This month marked the sixth anniversary of The Sprint Center. The downtown Kansas City arena opened on Oct. 10, 2007. There were a couple of purposes on why this arena was built: one, to revise downtown Kansas City and two, to get an NBA or NHL team to be the anchor tenant of the arena. The whole plan started back in around 2004 when the city approved the plan and the arena broke ground in 2005.
Since then several troubled franchises in both leagues flirted with the city for relocation only to either get new ownership or a new arena in their own respective city.
The Pittsburgh Penguins of the NHL were one of the main examples. They were trying to get a new arena in their city and were ready to move if they didn’t get a deal done at the last hour. Kansas City offered the Penguins free rent in order to get them to move until Pittsburgh got a new arena deal at the last minute of the deadline.
Throughout the six years, the arena has been open it has enjoyed the success of hosting concerts, college basketball and a variety of other events. It has also enjoyed recognition with awards of being one of the top arenas in the U.S. and one of the busiest arenas. But one of the main points at the time before the arena opened was that if we built this, we would get a team.
I think the business leaders, Mayor Sly James and AEG feel that it isn’t necessary to get a team because they feel the diversity of the average 140 events a year is a better fit for them than competing with the Royals, Chiefs and Sporting KC for the fans’ money and season tickets.
I don’t see how they can worry about losing so many of those events if they had one team? The arena hosts 140 events a year out of 365 days a year. Both leagues play 41 home games for each team and some additional games depending on playoffs.
If Sprint Center had a team they could still have those 140 events and 41 home games of an NBA or NHL team, plus any additional games depending on playoffs, they would both have work around each other schedules but in the long run they can make double the money for the arena, parking garages, hotels, Power & Light District and the other downtown restaurants and bars.
Now the other issue about getting a team to come here is ownership. In order for a team to work they would most likely need local ownership like Sporting KC as opposed to out of town ownership like the Chiefs and Royals. They also need owners that see whichever sport they get as a passion investment, rather than just an ordinary investment, making it only about the money.
Now judging from the current situations of both leagues and from talking to other fellow Kansas City sports fans, I think an NHL team would work.
One, a lot of KC sports fans tend to watch more college basketball than the NBA and all of the NBA teams have secure ownership groups and up to date arenas.

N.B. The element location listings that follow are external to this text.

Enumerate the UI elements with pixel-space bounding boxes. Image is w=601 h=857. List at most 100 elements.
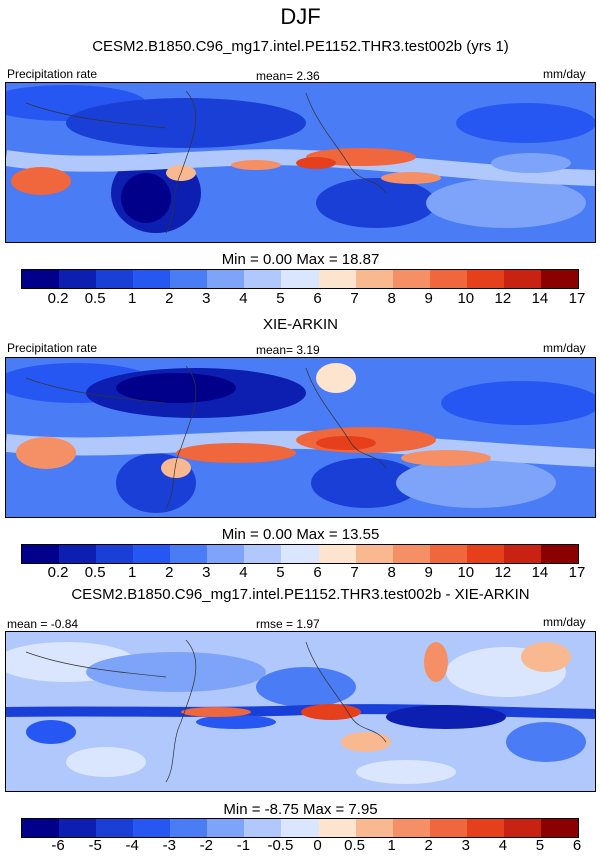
colorbar-tick-label: 2	[165, 290, 174, 307]
colorbar-tick-label: 17	[568, 564, 586, 581]
colorbar-swatch	[429, 270, 467, 288]
colorbar-swatch	[244, 819, 282, 837]
colorbar-tick-label: 2	[424, 837, 433, 854]
colorbar-swatch	[281, 819, 319, 837]
colorbar-tick-label: 1	[128, 564, 137, 581]
panel-3-subtitle: CESM2.B1850.C96_mg17.intel.PE1152.THR3.t…	[71, 586, 530, 603]
panel-3-rmse-label: rmse = 1.97	[256, 617, 320, 631]
colorbar-swatch	[133, 545, 171, 563]
panel-2-colorbar	[21, 544, 579, 564]
panel-3-mean-label: mean = -0.84	[7, 617, 79, 631]
colorbar-swatch	[503, 819, 541, 837]
colorbar-swatch	[355, 545, 393, 563]
colorbar-tick-label: 17	[568, 290, 586, 307]
colorbar-swatch	[503, 270, 541, 288]
colorbar-swatch	[207, 545, 245, 563]
colorbar-tick-label: 14	[531, 290, 549, 307]
panel-1-minmax: Min = 0.00 Max = 18.87	[221, 251, 380, 268]
colorbar-swatch	[96, 819, 134, 837]
colorbar-swatch	[318, 819, 356, 837]
colorbar-tick-label: 8	[387, 564, 396, 581]
colorbar-tick-label: 6	[313, 564, 322, 581]
colorbar-swatch	[392, 270, 430, 288]
colorbar-tick-label: 12	[494, 564, 512, 581]
panel-1-units-label: mm/day	[543, 67, 586, 81]
colorbar-swatch	[96, 270, 134, 288]
panel-1-mean-label: mean= 2.36	[256, 69, 320, 83]
colorbar-tick-label: 1	[387, 837, 396, 854]
colorbar-swatch	[281, 270, 319, 288]
colorbar-tick-label: 8	[387, 290, 396, 307]
colorbar-swatch	[540, 270, 578, 288]
colorbar-tick-label: 4	[239, 564, 248, 581]
colorbar-swatch	[392, 545, 430, 563]
colorbar-tick-label: 0.5	[84, 564, 106, 581]
colorbar-tick-label: 3	[202, 290, 211, 307]
colorbar-tick-label: 7	[350, 564, 359, 581]
colorbar-tick-label: 9	[424, 564, 433, 581]
panel-2-variable-label: Precipitation rate	[7, 341, 98, 355]
colorbar-tick-label: 10	[457, 564, 475, 581]
panel-2-map	[5, 357, 596, 518]
colorbar-swatch	[429, 545, 467, 563]
colorbar-swatch	[244, 270, 282, 288]
colorbar-swatch	[170, 819, 208, 837]
colorbar-swatch	[429, 819, 467, 837]
colorbar-swatch	[355, 270, 393, 288]
colorbar-tick-label: 7	[350, 290, 359, 307]
panel-2-mean-label: mean= 3.19	[256, 343, 320, 357]
panel-2-colorbar-ticks: 0.2 0.5 1 2 3 4 5 6 7 8 9 10 12 14 17	[21, 564, 586, 581]
colorbar-swatch	[318, 270, 356, 288]
panel-1-map	[5, 82, 596, 243]
panel-3-map	[5, 631, 596, 792]
colorbar-tick-label: -0.5	[267, 837, 294, 854]
colorbar-swatch	[392, 819, 430, 837]
colorbar-swatch	[466, 819, 504, 837]
panel-1-map-field	[6, 83, 595, 242]
colorbar-tick-label: 2	[165, 564, 174, 581]
colorbar-swatch	[96, 545, 134, 563]
panel-1-subtitle: CESM2.B1850.C96_mg17.intel.PE1152.THR3.t…	[92, 38, 509, 55]
colorbar-tick-label: 0.5	[344, 837, 366, 854]
colorbar-tick-label: -2	[199, 837, 213, 854]
colorbar-tick-label: 4	[239, 290, 248, 307]
panel-3-colorbar	[21, 818, 579, 838]
colorbar-tick-label: 0.2	[47, 564, 69, 581]
colorbar-swatch	[540, 545, 578, 563]
panel-1-colorbar	[21, 269, 579, 289]
colorbar-swatch	[207, 819, 245, 837]
colorbar-swatch	[22, 545, 60, 563]
panel-3-map-field	[6, 632, 595, 791]
colorbar-swatch	[466, 545, 504, 563]
panel-2-subtitle: XIE-ARKIN	[262, 316, 338, 333]
colorbar-tick-label: 5	[276, 290, 285, 307]
colorbar-tick-label: 9	[424, 290, 433, 307]
colorbar-swatch	[170, 270, 208, 288]
panel-3-minmax: Min = -8.75 Max = 7.95	[223, 801, 378, 818]
colorbar-swatch	[59, 545, 97, 563]
panel-2-minmax: Min = 0.00 Max = 13.55	[221, 526, 380, 543]
colorbar-swatch	[466, 270, 504, 288]
colorbar-tick-label: 12	[494, 290, 512, 307]
panel-2-map-field	[6, 358, 595, 517]
colorbar-swatch	[133, 819, 171, 837]
colorbar-swatch	[207, 270, 245, 288]
colorbar-tick-label: -3	[162, 837, 176, 854]
colorbar-swatch	[22, 819, 60, 837]
colorbar-tick-label: 0.5	[84, 290, 106, 307]
page-title: DJF	[280, 4, 321, 29]
colorbar-swatch	[244, 545, 282, 563]
colorbar-tick-label: 5	[276, 564, 285, 581]
colorbar-swatch	[540, 819, 578, 837]
colorbar-tick-label: 3	[202, 564, 211, 581]
panel-1-colorbar-ticks: 0.2 0.5 1 2 3 4 5 6 7 8 9 10 12 14 17	[21, 290, 586, 307]
colorbar-tick-label: -6	[51, 837, 65, 854]
colorbar-swatch	[503, 545, 541, 563]
colorbar-swatch	[170, 545, 208, 563]
colorbar-tick-label: 1	[128, 290, 137, 307]
colorbar-tick-label: -5	[88, 837, 102, 854]
colorbar-tick-label: 6	[572, 837, 582, 854]
colorbar-tick-label: 5	[535, 837, 545, 854]
colorbar-swatch	[318, 545, 356, 563]
colorbar-tick-label: 10	[457, 290, 475, 307]
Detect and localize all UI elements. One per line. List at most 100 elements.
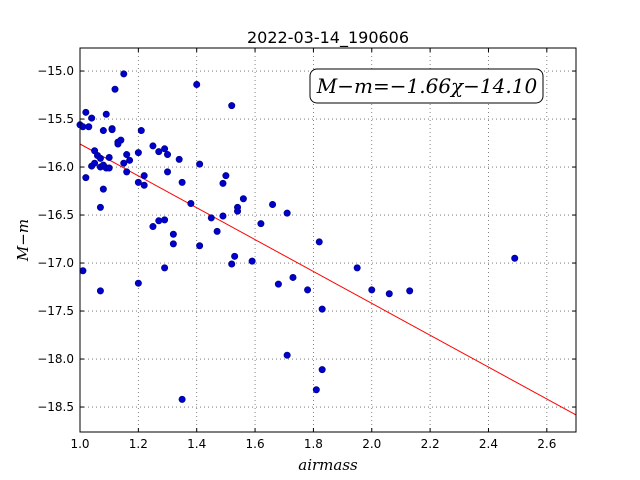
data-point [353,264,361,272]
data-point [187,200,195,208]
data-point [178,395,186,403]
data-point [248,257,256,265]
fit-line [79,143,577,416]
data-point [283,209,291,217]
data-point [155,217,163,225]
data-point [368,286,376,294]
data-point [161,264,169,272]
data-point [511,254,519,262]
y-tick-label: −16.0 [37,160,74,174]
data-point [102,110,110,118]
data-point [134,149,142,157]
data-point [213,227,221,235]
data-point [318,305,326,313]
data-point [120,70,128,78]
data-point [137,127,145,135]
axis-ticks: 1.0 1.2 1.4 1.6 1.8 2.0 2.2 2.4 2.6 −15.0 −15.5 −16… [37,48,576,451]
data-point [140,172,148,180]
data-point [219,179,227,187]
x-tick-label: 2.0 [362,437,381,451]
data-point [283,351,291,359]
data-point [123,168,131,176]
data-point [169,240,177,248]
data-point [239,195,247,203]
x-tick-label: 1.8 [304,437,323,451]
data-point [105,153,113,161]
y-tick-label: −16.5 [37,208,74,222]
data-point [228,260,236,268]
data-point [178,178,186,186]
data-point [207,214,215,222]
annotation-text: M−m=−1.66χ−14.10 [316,74,538,98]
y-tick-label: −18.0 [37,352,74,366]
x-tick-label: 2.4 [479,437,498,451]
x-tick-label: 1.6 [246,437,265,451]
data-points [76,70,519,403]
data-point [96,154,104,162]
y-tick-label: −18.5 [37,400,74,414]
data-point [231,252,239,260]
annotation-box [309,68,544,104]
data-point [105,164,113,172]
data-point [257,220,265,228]
y-tick-label: −15.5 [37,112,74,126]
data-point [196,242,204,250]
data-point [222,172,230,180]
data-point [406,287,414,295]
plot-frame [79,47,577,433]
grid [80,48,576,432]
x-tick-label: 1.2 [129,437,148,451]
fit-line-group [79,143,577,416]
data-point [155,148,163,156]
x-tick-label: 2.6 [537,437,556,451]
data-point [149,223,157,231]
fit-annotation: M−m=−1.66χ−14.10 [309,68,544,104]
data-point [318,366,326,374]
data-point [91,159,99,167]
data-point [169,230,177,238]
data-point [82,108,90,116]
data-point [134,178,142,186]
data-point [234,207,242,215]
data-point [79,267,87,275]
data-point [117,136,125,144]
chart-title: 2022-03-14_190606 [247,28,409,48]
data-point [134,279,142,287]
data-point [274,280,282,288]
data-point [228,102,236,110]
data-point [193,80,201,88]
data-point [111,85,119,93]
x-tick-label: 2.2 [421,437,440,451]
data-point [175,155,183,163]
y-tick-label: −15.0 [37,64,74,78]
data-point [99,127,107,135]
data-point [88,114,96,122]
data-point [123,151,131,159]
data-point [126,156,134,164]
data-point [289,273,297,281]
data-point [108,126,116,134]
data-point [140,181,148,189]
data-point [161,216,169,224]
data-point [304,286,312,294]
data-point [196,160,204,168]
data-point [164,168,172,176]
data-point [99,185,107,193]
y-tick-label: −17.0 [37,256,74,270]
data-point [82,174,90,182]
data-point [315,238,323,246]
data-point [312,386,320,394]
data-point [219,212,227,220]
x-axis-label: airmass [298,456,358,474]
x-tick-label: 1.0 [70,437,89,451]
data-point [164,151,172,159]
y-tick-label: −17.5 [37,304,74,318]
data-point [385,290,393,298]
data-point [79,123,87,131]
data-point [96,203,104,211]
data-point [120,159,128,167]
data-point [269,200,277,208]
data-point [85,123,93,131]
data-point [161,145,169,153]
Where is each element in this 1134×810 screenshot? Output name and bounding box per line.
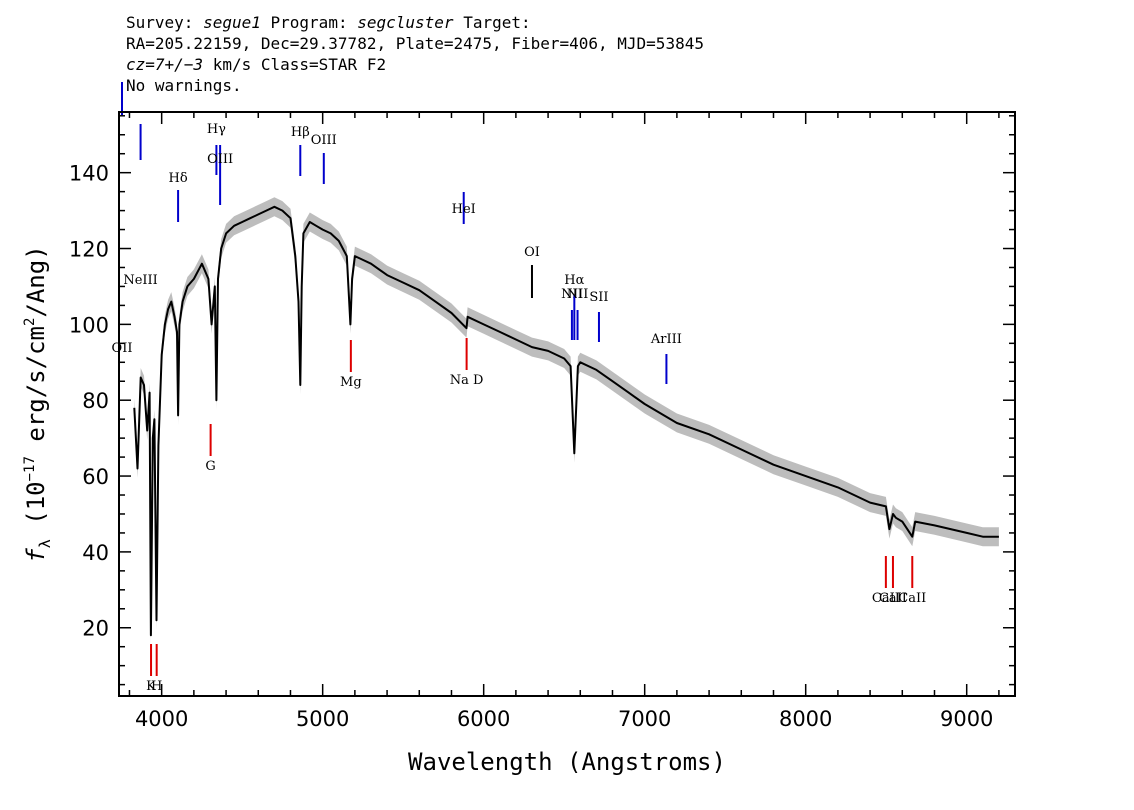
emission-line-label: Hα [564, 273, 584, 288]
spectrum-series [133, 205, 999, 637]
class-line: km/s Class=STAR F2 [203, 55, 387, 74]
emission-line-label: OIII [207, 152, 233, 167]
program-label: Program: [270, 13, 348, 32]
program-name: segcluster [357, 13, 454, 32]
emission-line-label: Hγ [207, 122, 226, 137]
warnings-line: No warnings. [126, 76, 242, 95]
target-label: Target: [463, 13, 531, 32]
error-band [134, 197, 999, 645]
emission-line-label: NeIII [123, 273, 157, 288]
absorption-line-label: G [205, 459, 215, 474]
flux-line [133, 205, 999, 637]
emission-line-label: OI [524, 245, 540, 260]
x-axis-title: Wavelength (Angstroms) [408, 748, 726, 776]
absorption-line-label: CaII [872, 591, 900, 606]
plot-frame [118, 111, 1016, 697]
emission-line-label: NII [561, 287, 583, 302]
y-tick-label: 140 [69, 162, 109, 186]
flux-error-band [134, 197, 999, 645]
emission-line-label: Hδ [169, 171, 188, 186]
y-axis-subscript: λ [36, 539, 54, 548]
emission-line-label: ArIII [650, 332, 682, 347]
survey-name: segue1 [203, 13, 261, 32]
y-tick-label: 120 [69, 238, 109, 262]
absorption-line-label: CaII [879, 591, 907, 606]
emission-line-label: OII [112, 341, 133, 356]
x-tick-label: 8000 [779, 707, 832, 731]
emission-line-label: OIII [311, 133, 337, 148]
y-axis-unit-exponent: 2 [22, 318, 38, 326]
y-axis-prefix: (10 [22, 481, 50, 539]
spectrum-header: Survey: segue1 Program: segcluster Targe… [126, 12, 704, 96]
absorption-line-label: H [151, 679, 162, 694]
x-tick-label: 9000 [940, 707, 993, 731]
coordinates-line: RA=205.22159, Dec=29.37782, Plate=2475, … [126, 34, 704, 53]
axis-ticks: 4000 5000 6000 7000 8000 9000 20 40 60 80 100 120 14… [69, 112, 1015, 731]
y-tick-label: 40 [82, 541, 109, 565]
survey-label: Survey: [126, 13, 194, 32]
absorption-line-label: K [146, 679, 156, 694]
x-tick-label: 7000 [618, 707, 671, 731]
y-tick-label: 100 [69, 313, 109, 337]
emission-line-label: HeI [452, 202, 476, 217]
y-axis-suffix: /Ang) [22, 245, 50, 317]
x-tick-label: 5000 [296, 707, 349, 731]
emission-line-label: NII [567, 287, 589, 302]
absorption-line-label: Na D [450, 373, 484, 388]
emission-line-label: SII [589, 290, 608, 305]
y-axis-symbol: f [22, 548, 50, 563]
absorption-line-label: CaII [898, 591, 926, 606]
emission-line-label: Hβ [291, 125, 310, 140]
y-axis-units: erg/s/cm [22, 326, 50, 456]
y-axis-title: fλ (10−17 erg/s/cm2/Ang) [22, 245, 54, 562]
y-tick-label: 60 [82, 465, 109, 489]
y-tick-label: 80 [82, 389, 109, 413]
x-tick-label: 6000 [457, 707, 510, 731]
redshift-value: cz=7+/−3 [126, 55, 204, 74]
y-tick-label: 20 [82, 617, 109, 641]
x-tick-label: 4000 [135, 707, 188, 731]
absorption-line-label: Mg [340, 375, 362, 390]
y-axis-exponent: −17 [22, 456, 38, 481]
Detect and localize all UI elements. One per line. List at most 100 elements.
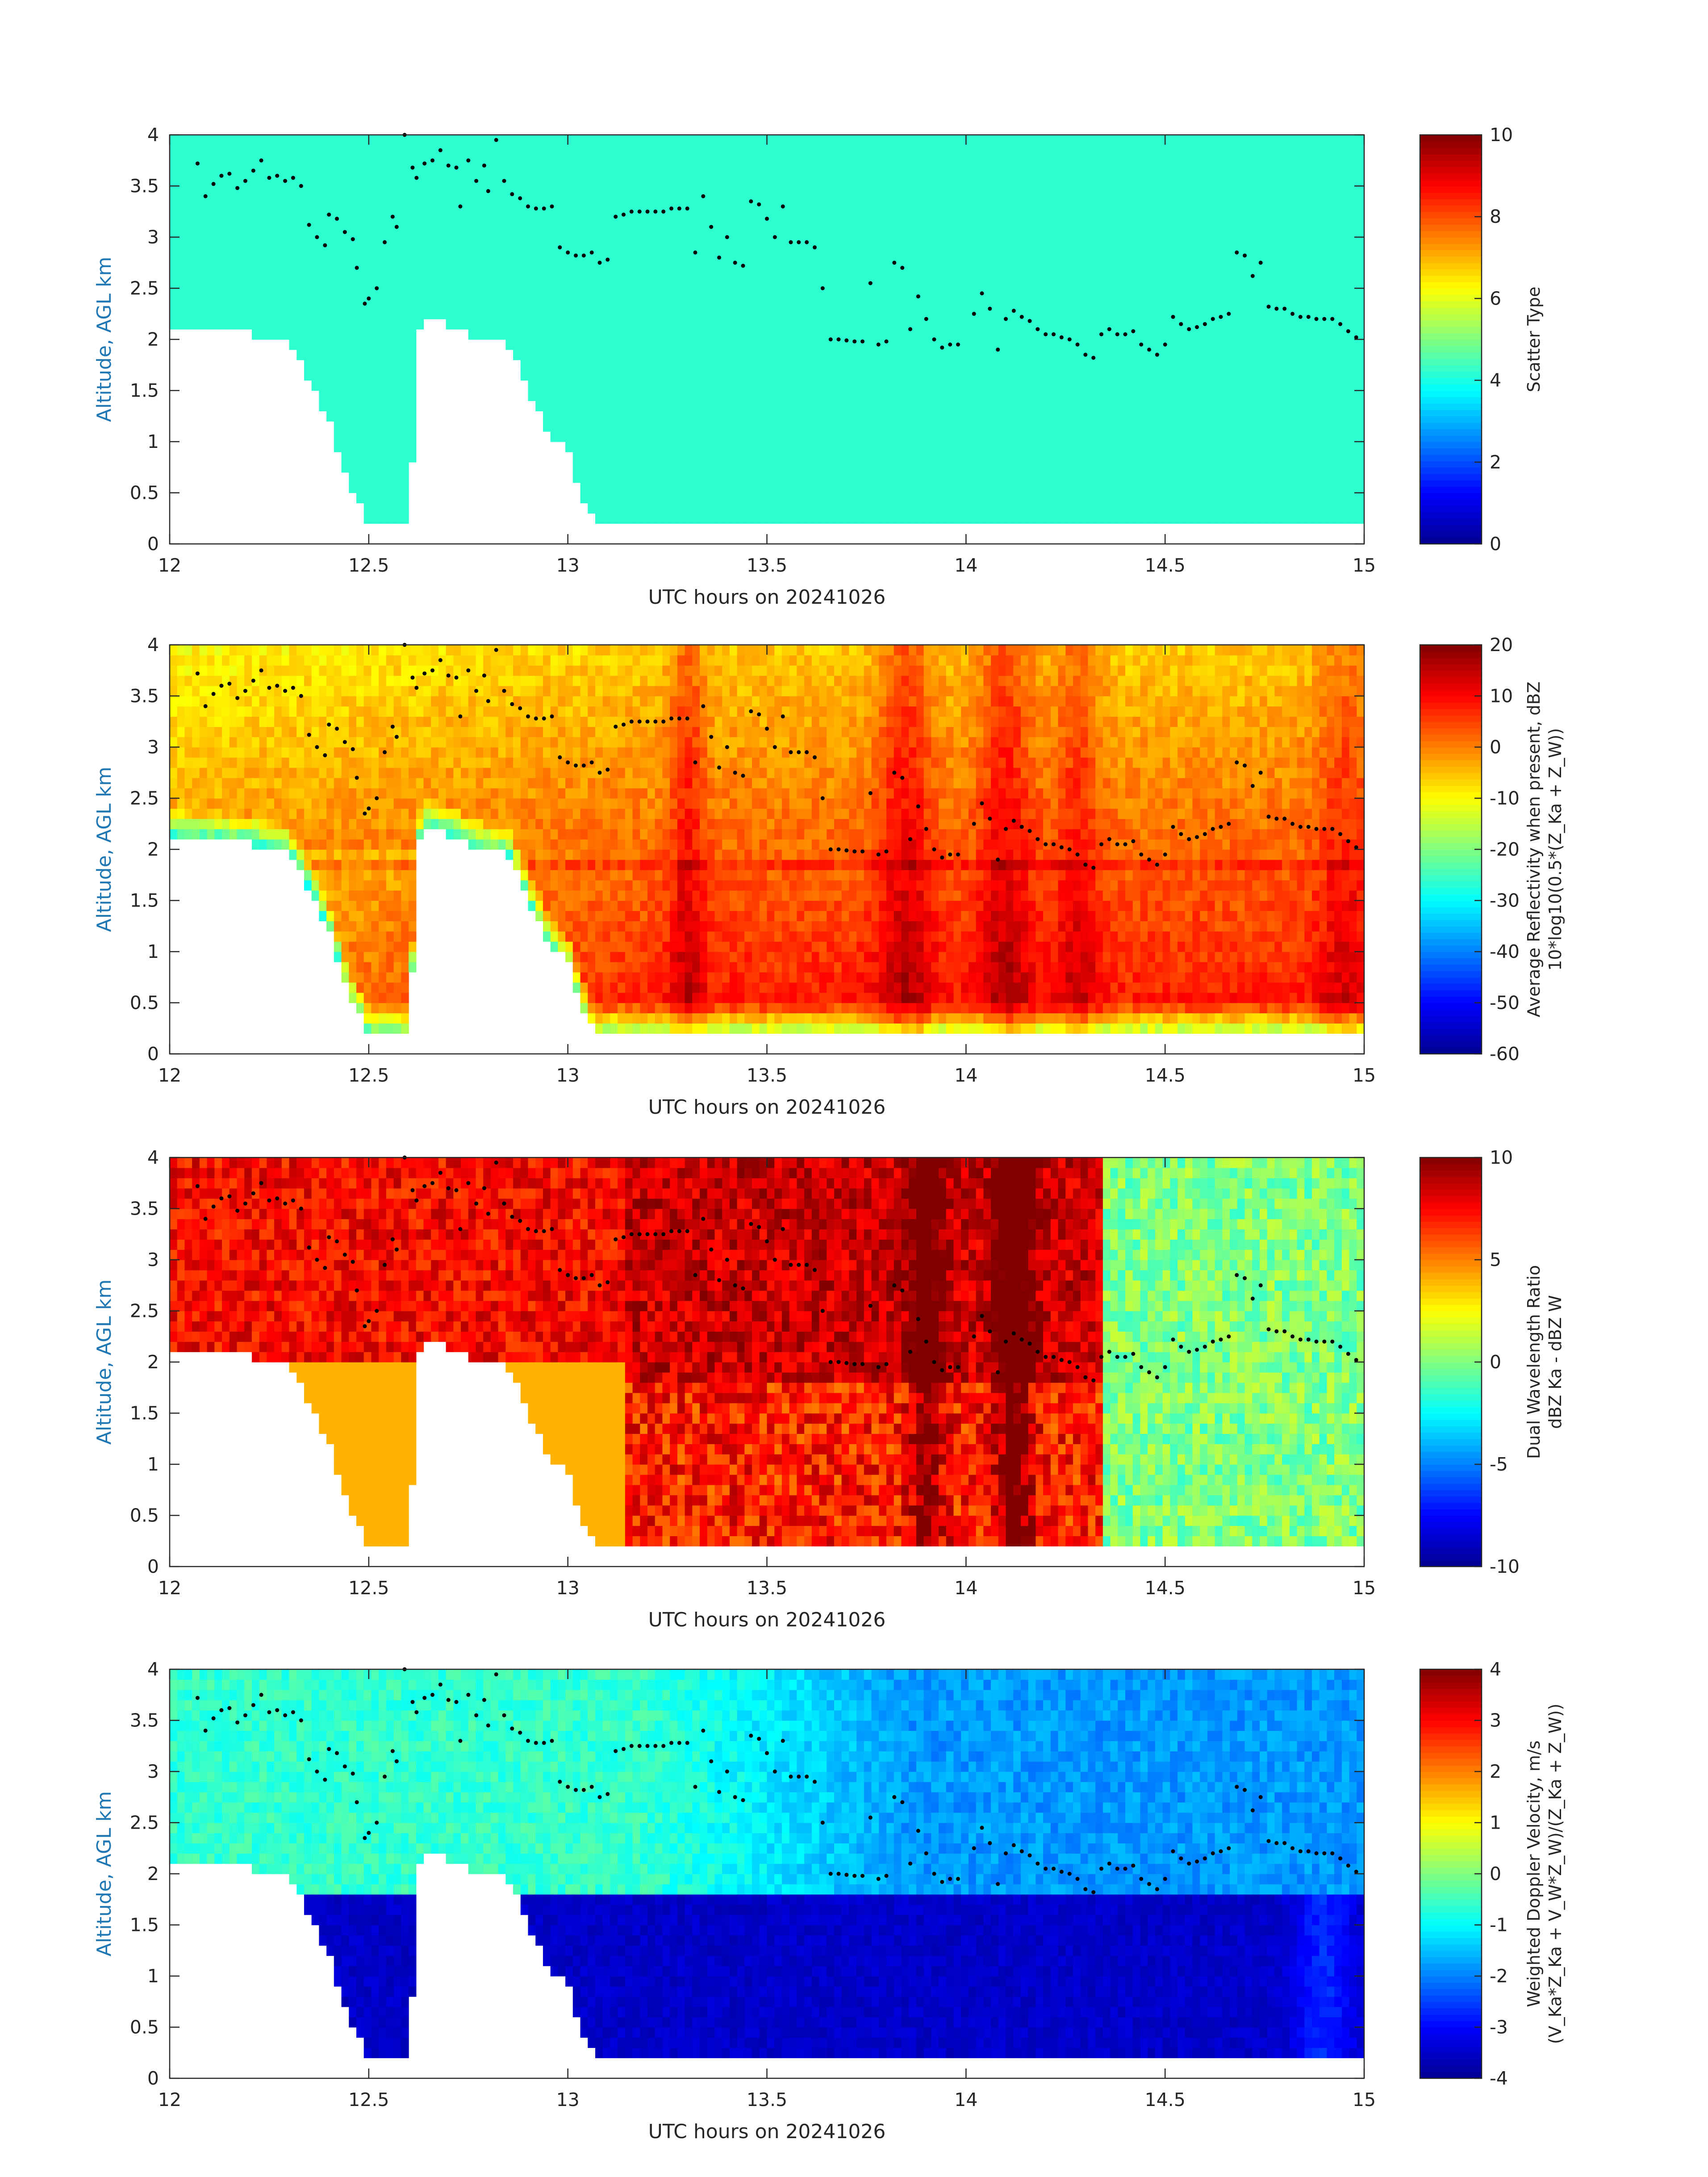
heatmap-cell: [722, 278, 730, 289]
heatmap-cell: [1148, 370, 1155, 381]
heatmap-cell: [244, 298, 252, 309]
heatmap-cell: [423, 135, 431, 146]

Two, the NHL has more teams up for grabs and with recent conference realignment that has 16 teams on the east and 14 teams on the west, it sets up to where they can get two expansion teams for western city markets to make both conferences evenly balanced.
Three, an NHL team would tie into Sprint Center’s diversity by having 41 NHL home games, concerts, family shows, college basketball and the other miscellaneous events to maintain the Sprint Center’s event diversity.
Now, I will admit I’m glad that the arena is doing well without it at the moment but I think a team is still needed because it’s a missing ingredient.
But in the meantime all we can do is enjoy events the arena has to offer and get the occasional fix of NBA and NHL through preseason games.